Look at your living situation
Do you live in a high-rise apartment, or do you have a big home and garden? Will your family have room for this pet? Animals such as horses and big dogs take up a lot of room. Small animals in cages, such as gerbils, rabbits and hamsters are good pets if your space is limited. 
Do you have the time?
Consider the ability of your family to care for a pet. Are both adults working or don't have time for round the clock care? Are the children old enough to help take care of the animal?
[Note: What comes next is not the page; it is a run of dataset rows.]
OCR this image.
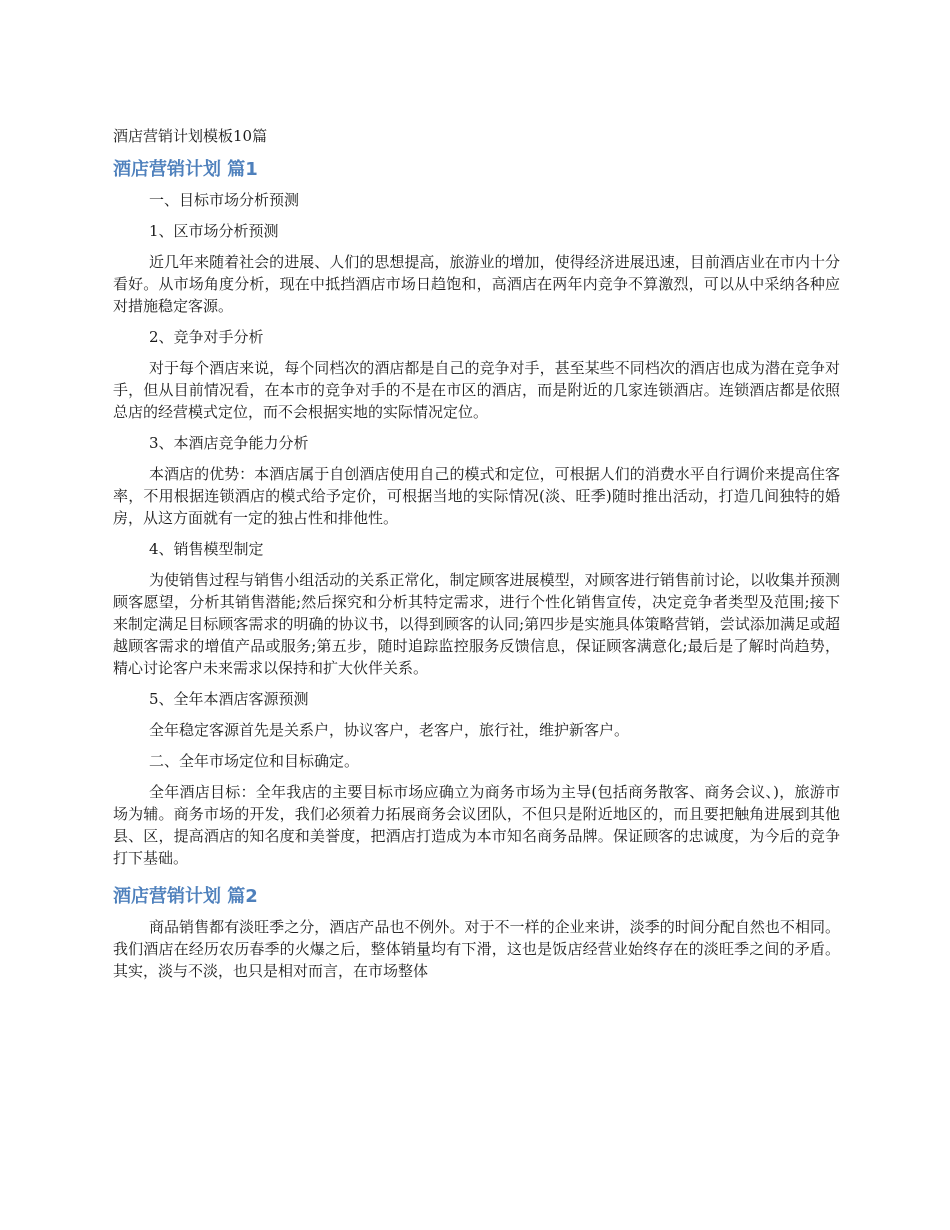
酒店营销计划模板10篇
酒店营销计划 篇1

一、目标市场分析预测

1、区市场分析预测

近几年来随着社会的进展、人们的思想提高，旅游业的增加，使得经济进展迅速，目前酒店业在市内十分看好。从市场角度分析，现在中抵挡酒店市场日趋饱和，高酒店在两年内竞争不算激烈，可以从中采纳各种应对措施稳定客源。

2、竞争对手分析

对于每个酒店来说，每个同档次的酒店都是自己的竞争对手，甚至某些不同档次的酒店也成为潜在竞争对手，但从目前情况看，在本市的竞争对手的不是在市区的酒店，而是附近的几家连锁酒店。连锁酒店都是依照总店的经营模式定位，而不会根据实地的实际情况定位。

3、本酒店竞争能力分析

本酒店的优势：本酒店属于自创酒店使用自己的模式和定位，可根据人们的消费水平自行调价来提高住客率，不用根据连锁酒店的模式给予定价，可根据当地的实际情况(淡、旺季)随时推出活动，打造几间独特的婚房，从这方面就有一定的独占性和排他性。

4、销售模型制定

为使销售过程与销售小组活动的关系正常化，制定顾客进展模型，对顾客进行销售前讨论，以收集并预测顾客愿望，分析其销售潜能;然后探究和分析其特定需求，进行个性化销售宣传，决定竞争者类型及范围;接下来制定满足目标顾客需求的明确的协议书，以得到顾客的认同;第四步是实施具体策略营销，尝试添加满足或超越顾客需求的增值产品或服务;第五步，随时追踪监控服务反馈信息，保证顾客满意化;最后是了解时尚趋势，精心讨论客户未来需求以保持和扩大伙伴关系。

5、全年本酒店客源预测

全年稳定客源首先是关系户，协议客户，老客户，旅行社，维护新客户。

二、全年市场定位和目标确定。

全年酒店目标：全年我店的主要目标市场应确立为商务市场为主导(包括商务散客、商务会议、)，旅游市场为辅。商务市场的开发，我们必须着力拓展商务会议团队，不但只是附近地区的，而且要把触角进展到其他县、区，提高酒店的知名度和美誉度，把酒店打造成为本市知名商务品牌。保证顾客的忠诚度，为今后的竞争打下基础。

酒店营销计划 篇2

商品销售都有淡旺季之分，酒店产品也不例外。对于不一样的企业来讲，淡季的时间分配自然也不相同。我们酒店在经历农历春季的火爆之后，整体销量均有下滑，这也是饭店经营业始终存在的淡旺季之间的矛盾。其实，淡与不淡，也只是相对而言，在市场整体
Looking at your family's ability to care for  a pet can determine whether you need a more low-maintenance animal or can accommodate a higher-maintenance one. 
Consider the ages of your family members
Are the kids still too young to help take care of the animal? Remember, small dogs and small children can be a bad combination, depending on the temperament of both the animal and the child.
Do you have the financial resources?
Some pets can be much more expensive to care for than others. Take into account the expense of pet food, vet bills, and grooming. If your pet has a medical crisis and has high veterinary bills, or needs boarding when you’re on holidays, will you have the funds to cover this?
Will you have help?
Do you have someone who can be a secondary caregiver if you are away from home? If not, how will you provide care for your pet when you travel?
Take allergies into account
Is one family member allergic to cat hair, for example, that rules out bringing a feline friend into the home.
Take fears/phobias into account
Discuss the fears of family members. Is someone afraid of lizards or snakes? Cross those reptiles off your list of prospective pets.
Hold a family meeting
Sit down with your family and discuss whether your family is ready to care for an animal. See if you can reach an agreement on what type of animal you would like to bring into the home. 
Take your time
Choosing an animal is a big responsibility and commitment, and not a decision that should be rushed. Depending on what type you choose, they could live for more than 15 years. Can you honestly see yourself owning a pet for that long? If not, re-evaluate your requirements for a pet.